Ill-Health and Death Benefits
Two tiers of ill-health retirement exist: total incapacity benefits, for teachers permanently unable to work in any gainful employment, which pay an enhanced pension calculated as though the teacher had continued to Normal Pension Age; and partial incapacity benefits, for teachers unable to teach but capable of other work, which pay a lower enhancement. Both require supporting medical evidence assessed by Teachers’ Pensions’ appointed medical adviser, and decisions can be appealed.

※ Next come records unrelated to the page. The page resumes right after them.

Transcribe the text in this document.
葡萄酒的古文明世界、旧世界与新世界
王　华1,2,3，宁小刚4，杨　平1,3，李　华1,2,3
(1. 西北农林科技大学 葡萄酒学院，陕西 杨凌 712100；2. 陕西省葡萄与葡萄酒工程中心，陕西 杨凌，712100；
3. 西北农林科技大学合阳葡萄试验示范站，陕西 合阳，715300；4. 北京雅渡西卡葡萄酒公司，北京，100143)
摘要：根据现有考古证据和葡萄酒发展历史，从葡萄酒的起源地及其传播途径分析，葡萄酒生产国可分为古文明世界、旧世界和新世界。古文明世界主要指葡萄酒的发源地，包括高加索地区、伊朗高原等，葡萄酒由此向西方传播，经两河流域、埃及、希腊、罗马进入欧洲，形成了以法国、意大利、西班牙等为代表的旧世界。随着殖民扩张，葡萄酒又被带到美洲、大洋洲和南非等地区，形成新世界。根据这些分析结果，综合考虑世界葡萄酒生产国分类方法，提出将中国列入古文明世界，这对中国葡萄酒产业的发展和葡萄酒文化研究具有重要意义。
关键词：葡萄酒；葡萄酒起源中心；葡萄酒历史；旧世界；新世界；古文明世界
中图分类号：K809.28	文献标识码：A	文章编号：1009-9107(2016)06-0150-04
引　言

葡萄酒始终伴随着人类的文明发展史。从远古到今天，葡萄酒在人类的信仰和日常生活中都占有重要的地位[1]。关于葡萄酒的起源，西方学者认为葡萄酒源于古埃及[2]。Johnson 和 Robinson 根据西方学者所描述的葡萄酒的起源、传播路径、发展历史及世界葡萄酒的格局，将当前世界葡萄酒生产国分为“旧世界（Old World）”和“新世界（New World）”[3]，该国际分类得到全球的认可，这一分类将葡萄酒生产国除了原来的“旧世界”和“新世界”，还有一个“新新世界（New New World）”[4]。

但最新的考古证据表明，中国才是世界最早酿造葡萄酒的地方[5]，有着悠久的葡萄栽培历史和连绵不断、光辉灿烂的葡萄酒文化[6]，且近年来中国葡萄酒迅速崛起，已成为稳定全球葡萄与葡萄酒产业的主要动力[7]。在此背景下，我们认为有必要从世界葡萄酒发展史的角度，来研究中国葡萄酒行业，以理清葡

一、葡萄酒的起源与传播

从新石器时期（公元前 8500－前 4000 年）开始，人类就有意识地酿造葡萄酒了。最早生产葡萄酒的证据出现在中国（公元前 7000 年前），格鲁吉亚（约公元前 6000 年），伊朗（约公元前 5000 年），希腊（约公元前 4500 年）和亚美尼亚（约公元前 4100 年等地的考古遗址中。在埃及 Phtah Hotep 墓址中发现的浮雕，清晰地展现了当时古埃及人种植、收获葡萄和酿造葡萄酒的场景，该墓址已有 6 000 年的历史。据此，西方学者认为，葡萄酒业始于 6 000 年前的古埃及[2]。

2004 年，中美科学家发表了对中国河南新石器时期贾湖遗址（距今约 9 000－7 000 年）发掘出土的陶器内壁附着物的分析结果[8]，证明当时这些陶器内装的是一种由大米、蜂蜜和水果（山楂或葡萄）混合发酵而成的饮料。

On death in service, a lump sum death grant of three times salary is typically paid alongside survivor pensions for a spouse, civil partner, or a nominated partner who can demonstrate financial interdependence, plus pensions for dependent children. Death shortly after retirement usually triggers payment of the balance of a five-year pension guarantee if fewer than five years of payments have been made.
Boosting Your Pension
Teachers can buy Additional Pension — a fixed extra amount of annual pension, up to £8,675 for 2026/27, paid as a lump sum or in instalments — or opt for Faster Accrual, increasing the rate at which future career average service builds up from the standard 1/57th to as much as 1/45th, in exchange for a higher ongoing contribution rate on that future service.

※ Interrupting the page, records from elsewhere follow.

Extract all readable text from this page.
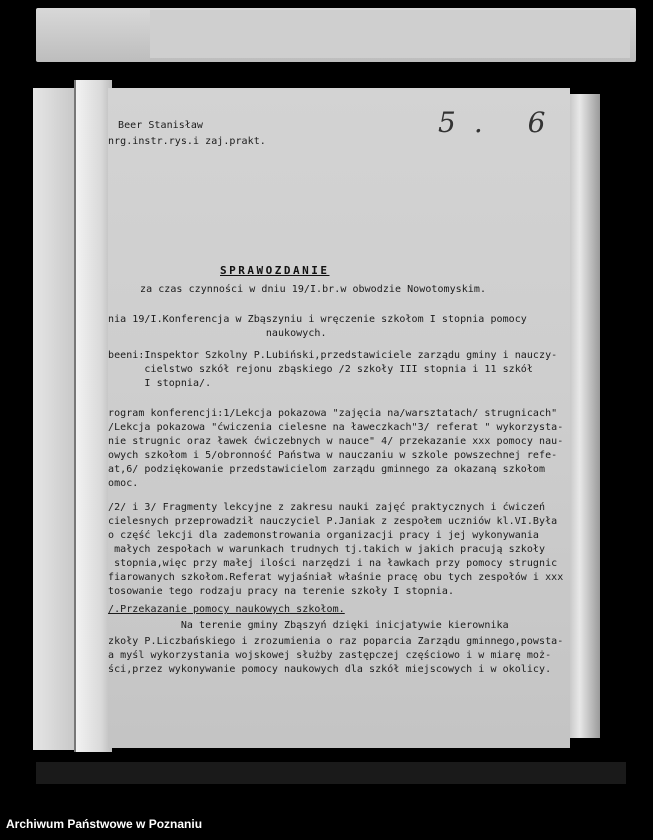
Beer Stanisław
nrg.instr.rys.i zaj.prakt.
5. 6
SPRAWOZDANIE
za czas czynności w dniu 19/I.br.w obwodzie Nowotomyskim.
nia 19/I.Konferencja w Zbąszyniu i wręczenie szkołom I stopnia pomocy
naukowych.
beeni:Inspektor Szkolny P.Lubiński,przedstawiciele zarządu gminy i nauczy-
cielstwo szkół rejonu zbąskiego /2 szkoły III stopnia i 11 szkół
I stopnia/.
rogram konferencji:1/Lekcja pokazowa "zajęcia na/warsztatach/ strugnicach"
/Lekcja pokazowa "ćwiczenia cielesne na ławeczkach"3/ referat " wykorzysta-
nie strugnic oraz ławek ćwiczebnych w nauce" 4/ przekazanie xxx pomocy nau-
owych szkołom i 5/obronność Państwa w nauczaniu w szkole powszechnej refe-
at,6/ podziękowanie przedstawicielom zarządu gminnego za okazaną szkołom
omoc.
/2/ i 3/ Fragmenty lekcyjne z zakresu nauki zajęć praktycznych i ćwiczeń
cielesnych przeprowadził nauczyciel P.Janiak z zespołem uczniów kl.VI.Była
o część lekcji dla zademonstrowania organizacji pracy i jej wykonywania
małych zespołach w warunkach trudnych tj.takich w jakich pracują szkoły
stopnia,więc przy małej ilości narzędzi i na ławkach przy pomocy strugnic
fiarowanych szkołom.Referat wyjaśniał właśnie pracę obu tych zespołów i xxx
tosowanie tego rodzaju pracy na terenie szkoły I stopnia.
/.Przekazanie pomocy naukowych szkołom.
Na terenie gminy Zbąszyń dzięki inicjatywie kierownika
zkoły P.Liczbańskiego i zrozumienia o raz poparcia Zarządu gminnego,powsta-
a myśl wykorzystania wojskowej służby zastępczej częściowo i w miarę moż-
ści,przez wykonywanie pomocy naukowych dla szkół miejscowych i w okolicy.
Archiwum Państwowe w Poznaniu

An in-house Additional Voluntary Contributions arrangement with Prudential, the TPS’s appointed provider, offers a further, investment-based way to save alongside the guaranteed defined benefit pension, with flexible access at retirement including as further tax-free cash within the overall Lump Sum Allowance.
Annual Allowance
As a defined benefit scheme, the TPS tests the increase in the capital value of your benefits over the tax year — not your contributions — against the £60,000 Annual Allowance for 2026/27. A large pay rise, promotion into leadership, or substantial pensionable allowance can push the pension input amount well above your actual contributions, and this effect compounds for teachers who also accrue benefits in another public service pension such as the NHS scheme concurrently.
Teachers who receive a Pension Savings Statement showing an Annual Allowance breach should consider the Scheme Pays facility, allowing the TPS to settle the resulting tax charge directly in exchange for a permanent, actuarially calculated reduction to future pension — avoiding the need to find a large cash sum to pay HMRC directly.